6:21 a.m. 34 degrees, wind N 0 mph. Sky: clear with a peach wash, ground fog creeping through lowlands. Moon in the east hollowing out, horns prominent. Permanent streams: five days in the sixties have taken a small but noticeable toll, shallower depth, softened lullaby in concert with nuthatches and chickadees, a woodland whisper. Intermittent streams: reduced to puddles, in need of a transfusion. Wetlands: rising bands of ground fog. A flyover flock of red crossbills, chattering flight calls above the marsh, disappears into the shoreline pines, branches hung with cones. Pond: mist, like the breath of a chickadee, barely visible.
Busy red squirrel, the sound of small feet shuffling through dry leaves. After more than two months of attending squirrels, white pines still have enough cones to attract nomadic red crossbills, which pause to tweeze seeds from between the scales. Red-breasted nuthatches are conspicuous by their absence. Not white-breasted, which haunt the hardwoods with a low, hoarse, dyspeptic yank, yank, yank. Fastidiously, a chickadee forages through loose bark of honeysuckle, a run of muted taps . . . woodpecker wannabe.
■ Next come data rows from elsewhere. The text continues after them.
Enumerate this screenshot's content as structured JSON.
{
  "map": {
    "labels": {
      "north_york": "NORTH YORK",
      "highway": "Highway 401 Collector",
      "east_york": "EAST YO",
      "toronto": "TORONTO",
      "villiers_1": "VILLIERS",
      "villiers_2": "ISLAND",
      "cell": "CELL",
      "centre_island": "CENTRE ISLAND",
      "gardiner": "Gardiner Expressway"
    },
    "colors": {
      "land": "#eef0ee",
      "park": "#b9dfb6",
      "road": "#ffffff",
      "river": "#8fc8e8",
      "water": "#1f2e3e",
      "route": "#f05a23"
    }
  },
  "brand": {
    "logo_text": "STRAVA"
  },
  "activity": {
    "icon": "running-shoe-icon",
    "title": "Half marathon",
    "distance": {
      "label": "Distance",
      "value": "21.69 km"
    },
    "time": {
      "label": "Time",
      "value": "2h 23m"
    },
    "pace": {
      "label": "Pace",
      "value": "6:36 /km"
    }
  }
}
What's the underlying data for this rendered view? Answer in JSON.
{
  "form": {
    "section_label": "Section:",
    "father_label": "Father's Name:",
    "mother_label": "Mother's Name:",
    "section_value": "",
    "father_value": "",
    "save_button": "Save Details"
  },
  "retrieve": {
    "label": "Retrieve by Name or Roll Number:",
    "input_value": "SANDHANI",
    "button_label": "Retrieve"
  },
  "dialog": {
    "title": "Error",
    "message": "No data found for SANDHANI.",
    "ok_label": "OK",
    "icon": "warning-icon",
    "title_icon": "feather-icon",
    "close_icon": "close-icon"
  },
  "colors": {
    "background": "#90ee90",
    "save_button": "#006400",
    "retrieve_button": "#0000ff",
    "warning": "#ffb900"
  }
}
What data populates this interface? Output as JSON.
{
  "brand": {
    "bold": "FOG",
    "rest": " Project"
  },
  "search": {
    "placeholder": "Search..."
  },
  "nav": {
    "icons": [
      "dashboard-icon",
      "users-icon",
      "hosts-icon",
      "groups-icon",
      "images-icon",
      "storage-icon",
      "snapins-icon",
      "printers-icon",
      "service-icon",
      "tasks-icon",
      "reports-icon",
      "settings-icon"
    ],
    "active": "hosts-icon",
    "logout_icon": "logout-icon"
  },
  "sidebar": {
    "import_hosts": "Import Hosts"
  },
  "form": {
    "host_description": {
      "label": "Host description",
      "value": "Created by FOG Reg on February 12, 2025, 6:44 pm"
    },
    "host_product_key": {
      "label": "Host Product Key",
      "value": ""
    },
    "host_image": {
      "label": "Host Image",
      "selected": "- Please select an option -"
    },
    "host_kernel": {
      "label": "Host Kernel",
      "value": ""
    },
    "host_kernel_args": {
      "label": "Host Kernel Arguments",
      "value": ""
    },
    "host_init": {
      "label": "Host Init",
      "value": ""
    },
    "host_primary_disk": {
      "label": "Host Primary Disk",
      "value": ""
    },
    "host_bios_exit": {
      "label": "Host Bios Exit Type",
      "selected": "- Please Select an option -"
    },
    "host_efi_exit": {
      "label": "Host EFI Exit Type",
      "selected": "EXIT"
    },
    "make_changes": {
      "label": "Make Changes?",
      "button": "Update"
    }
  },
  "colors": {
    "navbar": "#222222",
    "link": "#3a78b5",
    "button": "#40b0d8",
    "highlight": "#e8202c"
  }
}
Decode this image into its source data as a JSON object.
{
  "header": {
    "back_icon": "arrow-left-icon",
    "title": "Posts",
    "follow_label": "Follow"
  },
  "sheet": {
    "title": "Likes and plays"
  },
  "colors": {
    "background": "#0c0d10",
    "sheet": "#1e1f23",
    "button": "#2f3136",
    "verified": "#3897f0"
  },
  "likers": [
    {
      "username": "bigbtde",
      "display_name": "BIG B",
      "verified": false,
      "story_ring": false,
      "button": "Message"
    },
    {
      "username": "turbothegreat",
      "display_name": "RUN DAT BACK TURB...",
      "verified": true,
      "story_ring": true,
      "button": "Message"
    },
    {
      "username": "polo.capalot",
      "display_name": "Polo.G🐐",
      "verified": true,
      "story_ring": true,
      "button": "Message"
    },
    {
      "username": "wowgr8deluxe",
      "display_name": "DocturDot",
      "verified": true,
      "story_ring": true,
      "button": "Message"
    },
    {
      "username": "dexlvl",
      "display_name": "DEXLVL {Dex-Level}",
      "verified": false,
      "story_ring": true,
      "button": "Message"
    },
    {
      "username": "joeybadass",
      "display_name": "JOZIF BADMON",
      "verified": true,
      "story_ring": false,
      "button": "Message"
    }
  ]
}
Three male turkeys strut under the feeders admiring each other, vainglorious boasting of unhinged gamebirds, the very self-absorption archers prey on. Aztec domesticated the turkey, local race called Gould's turkey, largest and southernmost of five subspecies of wild turkey, Meleagris gallopavo. A concise history of domestication: Conquistadors brought the turkey to Europe in 1519; it reached England in 1524. Henry VIII was the first English king to eat turkey. Edward VII made turkey fashionable for Christmas dinner. In 1969, Neil Armstrong and Buzz Aldrin ate turkey sandwiches on the moon. In 2020, Thanksgiving plans implode by the moment.
In 1782, Benjamin Franklin declared admiration for turkey in a letter to his daughter. I wish the bald eagle had not been chosen as the representative of our country. He is a bird of bad moral character. For truth, the turkey is in comparison a much more respectable bird, and withal a true original native of America . . . He is besides, though a little vain and silly, a bird of courage.
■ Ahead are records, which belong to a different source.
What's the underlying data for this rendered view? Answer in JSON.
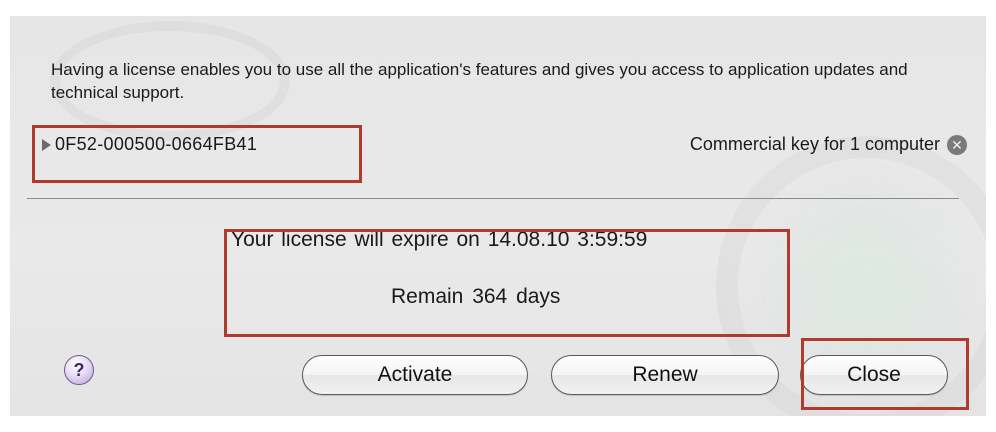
{
  "dialog": {
    "intro_text": "Having a license enables you to use all the application's features and gives you access to application updates and technical support.",
    "license_key": "0F52-000500-0664FB41",
    "key_type": "Commercial key for 1 computer",
    "expire_text": "Your license will expire on 14.08.10 3:59:59",
    "remain_text": "Remain 364 days",
    "help_label": "?",
    "buttons": {
      "activate": "Activate",
      "renew": "Renew",
      "close": "Close"
    },
    "remove_icon_glyph": "✕"
  },
  "colors": {
    "highlight": "#b03a2e",
    "background": "#e6e6e6"
  }
}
Franklin should see the trio under my feeders. Pompous. Arrogant. Oblivious of the doves and lonesome quail forced to shuffle around heavy feet. A purple rinse of light pours down the hills, calls back the fog, ignites the morning, encourages me to pause, sun on my face, and think of Jordan, my youngest boy. It's his birthday today, a five-star November morning. The next generation, my boys, perpetual gifts. I'm thrilled . . . except for the fact I'm stuck at home, footloose, fancy-free, socially-distanced from everything but chickadees, standing on the threshold of an opalescent morning—a prisoner of the obvious and the mysterious.